DiCE: Diverse Counterfactual Explanations


From README:

DiCE implements counterfactual (CF) explanations that provide this information by showing feature-perturbed versions of the same person who would have received the loan, e.g., you would have received the loan if your income was higher by $10,000. In other words, it provides “what-if” explanations for model output and can be a useful complement to other explanation methods, both for end-users and model developers.

A main innovation of DiCE is that it implements a method to make producing counter-factual examples more model-agnostic:

Barring simple linear models, however, it is difficult to generate CF examples that work for any machine learning model. DiCE is based on recent research that generates CF explanations for any ML model. The core idea is to setup finding such explanations as an optimization problem, similar to finding adversarial examples.

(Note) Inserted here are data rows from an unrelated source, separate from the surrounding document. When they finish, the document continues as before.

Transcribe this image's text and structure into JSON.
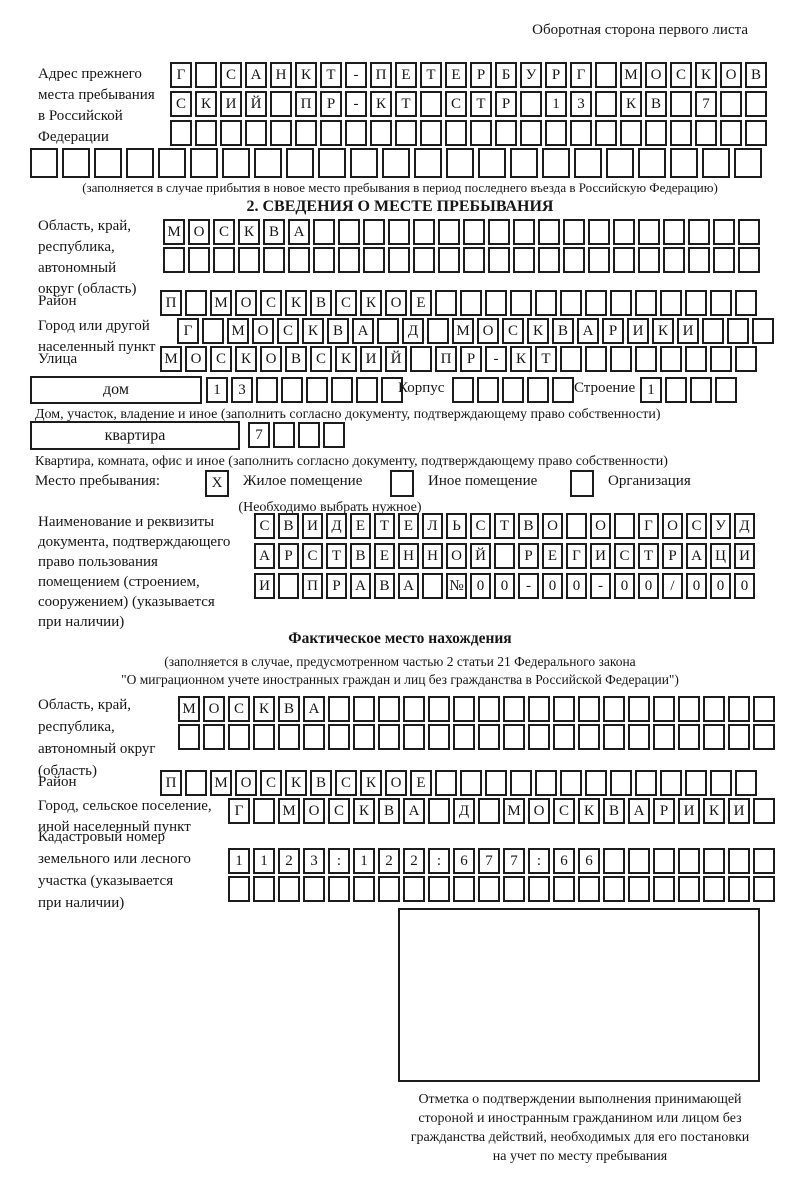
{
  "page": {
    "back_note": "Оборотная сторона первого листа"
  },
  "prev_address": {
    "label": "Адрес прежнего\nместа пребывания\nв Российской\nФедерации",
    "row1": "Г САНКТ-ПЕТЕРБУРГ МОСКОВ",
    "row2": "СКИЙ ПР-КТ СТР 13 КВ 7  ",
    "row3": "                        ",
    "row4": "                       ",
    "note": "(заполняется в случае прибытия в новое место пребывания в период последнего въезда в Российскую Федерацию)"
  },
  "section2": {
    "title": "2. СВЕДЕНИЯ О МЕСТЕ ПРЕБЫВАНИЯ",
    "oblast": {
      "label": "Область, край,\nреспублика,\nавтономный\nокруг (область)",
      "row1": "МОСКВА                  ",
      "row2": "                        "
    },
    "raion": {
      "label": "Район",
      "row": "П МОСКВСКОЕ             "
    },
    "gorod": {
      "label": "Город или другой\nнаселенный пункт",
      "row": "Г МОСКВА Д МОСКВАРИКИ   "
    },
    "ulitsa": {
      "label": "Улица",
      "row": "МОСКОВСКИЙ ПР-КТ        "
    },
    "dom": {
      "box_label": "дом",
      "cells": "13      ",
      "korpus_label": "Корпус",
      "korpus_cells": "     ",
      "stroenie_label": "Строение",
      "stroenie_cells": "1   ",
      "note": "Дом, участок, владение и иное (заполнить согласно документу, подтверждающему право собственности)"
    },
    "kvartira": {
      "box_label": "квартира",
      "cells": "7   ",
      "note": "Квартира, комната, офис и иное (заполнить согласно документу, подтверждающему право собственности)"
    },
    "stay_type": {
      "label": "Место пребывания:",
      "options": [
        {
          "mark": "X",
          "label": "Жилое помещение"
        },
        {
          "mark": "",
          "label": "Иное помещение"
        },
        {
          "mark": "",
          "label": "Организация"
        }
      ],
      "note": "(Необходимо выбрать нужное)"
    },
    "document": {
      "label": "Наименование и реквизиты\nдокумента, подтверждающего\nправо пользования\nпомещением (строением,\nсооружением) (указывается\nпри наличии)",
      "row1": "СВИДЕТЕЛЬСТВО О ГОСУД",
      "row2": "АРСТВЕННОЙ РЕГИСТРАЦИ",
      "row3": "И ПРАВА №00-00-00/000"
    }
  },
  "actual_location": {
    "title": "Фактическое место нахождения",
    "note1": "(заполняется в случае, предусмотренном частью 2 статьи 21 Федерального закона",
    "note2": "\"О миграционном учете иностранных граждан и лиц без гражданства в Российской Федерации\")",
    "oblast": {
      "label": "Область, край,\nреспублика,\nавтономный округ\n(область)",
      "row1": "МОСКВА                  ",
      "row2": "                        "
    },
    "raion": {
      "label": "Район",
      "row": "П МОСКВСКОЕ             "
    },
    "gorod": {
      "label": "Город, сельское поселение,\nиной населенный пункт",
      "row": "Г МОСКВА Д МОСКВАРИКИ "
    },
    "cadastre": {
      "label": "Кадастровый номер\nземельного или лесного\nучастка (указывается\nпри наличии)",
      "row1": "1123:122:677:66       ",
      "row2": "                      "
    }
  },
  "stamp": {
    "note": "Отметка о подтверждении выполнения принимающей\nстороной и иностранным гражданином или лицом без\nгражданства действий, необходимых для его постановки\nна учет по месту пребывания"
  }
}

DiCe supports various model-agnostic methods to find counterfactual examples.

  • Randomized sampling
  • KD-tree algorithm
  • Genetic algorithm

Additionally, gradient-based methods are provided for differentiable models (e.g. a neural network).

  • Loss-based method from Mothilal et al. (2020)
  • Method based on a variational auto-encoder, Mahajan et al. (2019)

An interesting detail is that DiCE does not necessarily need access to the full data set, so it is possible to generate counterfactuals while keeping the data private.